Ijada’s eyes lit, and she giggled. 'Or worse, on it. Possibly. She sounds a determined lady. For pity’s sake, don’t suggest that in Jokol’s hearing.'

'I wouldn’t dream of it.' Lewko rubbed the grin from his mouth and continued, 'Biast thrust everything in Easthome onto Hetwar’s shoulders, which I think are sturdy enough to hold them. We were on the river road pelting north not four hours after you three had left Easthome. After that it was all commandeering Temple courier horses and royal mail station remounts, and taking turns resting in the wagon, all the way to Badgerbridge.'

'You took the main road straight there?' said Ingrey, considering a mental map. 'That would have saved some time. We took a lesser track when we turned west, for secrecy I think.'

'Yes. There appeared never to be any doubt about where we were going. Such a deluge of dreams! I did not see why, until... well. I have now seen why. We traded the wagon for fresh mounts and outraced the prince- marshal’s escort out of Badgerbridge; they may yet catch us up, if they have not lost themselves in Ijada’s forest, here.'

Ijada nodded thoughtfully, as she considered this possibility. 'The forester is with them; they will find their way eventually, maybe by another pass.' She glanced out over the valley. 'The smoke must draw them, if nothing else.'

Hallana motioned to Ijada from across the camp, and Ijada rose to see what she wanted. Ingrey stretched and, finally warmed to comfort despite a headache, clambered up to wander to the edge of the promontory and gaze out over the bowl of Holytree–Bloodfield–The Wounded Woods. My kingdom of All-That- Was.
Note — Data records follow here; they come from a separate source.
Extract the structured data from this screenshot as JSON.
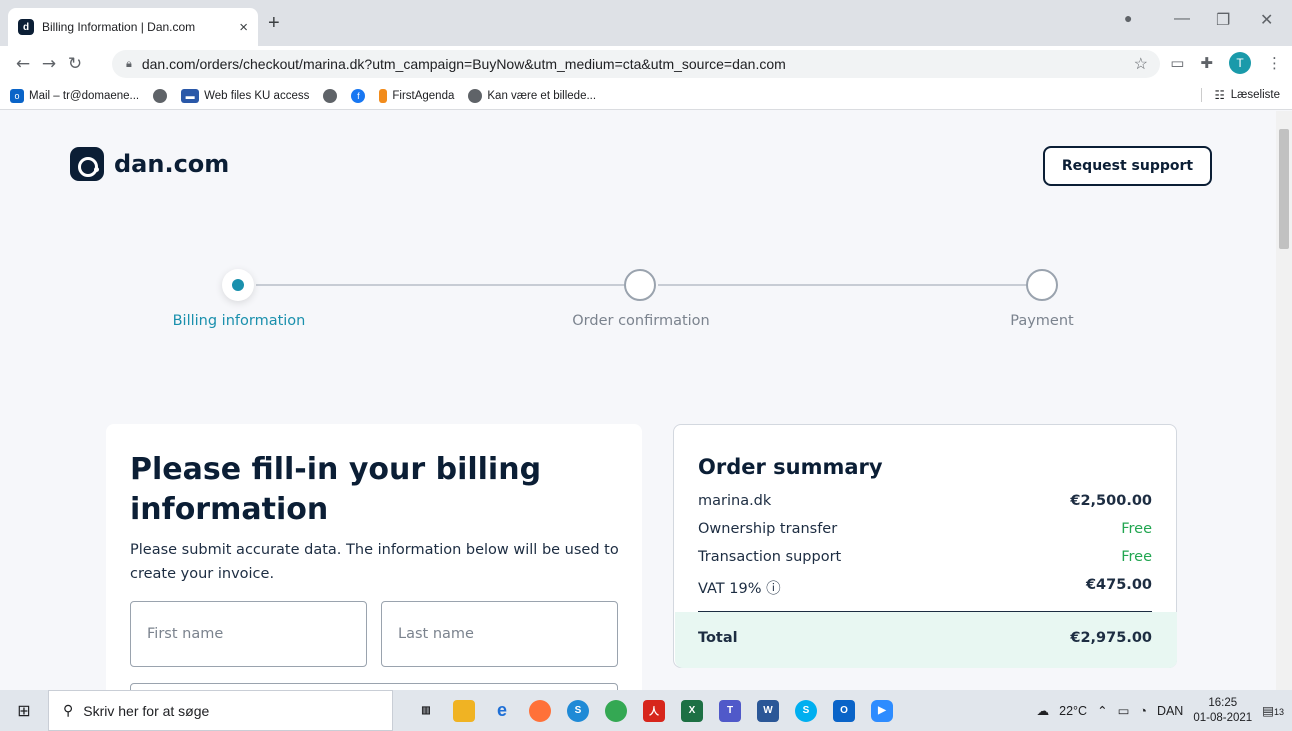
{
  "browser": {
    "tab_title": "Billing Information | Dan.com",
    "tab_close": "×",
    "new_tab": "+",
    "url": "dan.com/orders/checkout/marina.dk?utm_campaign=BuyNow&utm_medium=cta&utm_source=dan.com",
    "profile_initial": "T",
    "bookmarks": [
      {
        "label": "Mail – tr@domaene..."
      },
      {
        "label": ""
      },
      {
        "label": "Web files KU access"
      },
      {
        "label": ""
      },
      {
        "label": ""
      },
      {
        "label": "FirstAgenda"
      },
      {
        "label": "Kan være et billede..."
      }
    ],
    "reading_list": "Læseliste"
  },
  "header": {
    "logo_text": "dan.com",
    "support_button": "Request support"
  },
  "steps": [
    {
      "label": "Billing information",
      "state": "active"
    },
    {
      "label": "Order confirmation",
      "state": "pending"
    },
    {
      "label": "Payment",
      "state": "pending"
    }
  ],
  "billing": {
    "title": "Please fill-in your billing information",
    "description": "Please submit accurate data. The information below will be used to create your invoice.",
    "first_name_placeholder": "First name",
    "last_name_placeholder": "Last name"
  },
  "summary": {
    "title": "Order summary",
    "rows": [
      {
        "label": "marina.dk",
        "value": "€2,500.00"
      },
      {
        "label": "Ownership transfer",
        "value": "Free"
      },
      {
        "label": "Transaction support",
        "value": "Free"
      },
      {
        "label": "VAT 19%",
        "value": "€475.00"
      }
    ],
    "vat_info_icon": "ⓘ",
    "total_label": "Total",
    "total_value": "€2,975.00"
  },
  "taskbar": {
    "search_placeholder": "Skriv her for at søge",
    "weather": "22°C",
    "language": "DAN",
    "time": "16:25",
    "date": "01-08-2021",
    "notifications": "13"
  },
  "colors": {
    "brand": "#0b1e35",
    "accent": "#1a90ad",
    "free": "#22a651",
    "total_bg": "#e8f7f2"
  }
}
He unclutched the blanket from around his neck and sat on it, his arms wound about his knees, and stared into the graying gulf of mist and smoke. The earlier hot bright yellow that had seared the dark was dying down to a sullen red ring, black in the growing middle. The bloody light reflected off the undersides of the charcoal-colored clouds; far off, Ingrey heard a faint rumble of thunder reverberate through the serried hills, and the heavy scent of the coming rain mixed in his nostrils with the stink of smoke. He wondered if the morning after the original massacre had looked and smelled like this, and if Audar himself had also paused upon this spot to reflect on what clashing kings had wrought.

Biast strolled over to stand beside him, his arms crossed, staring out likewise, as if sociably. The prince- marshal was a little too drawn to bring off the illusion, but Ingrey spread his hand in invitation nonetheless, and Biast sank down next to him. Biast’s tired sigh was not feigned.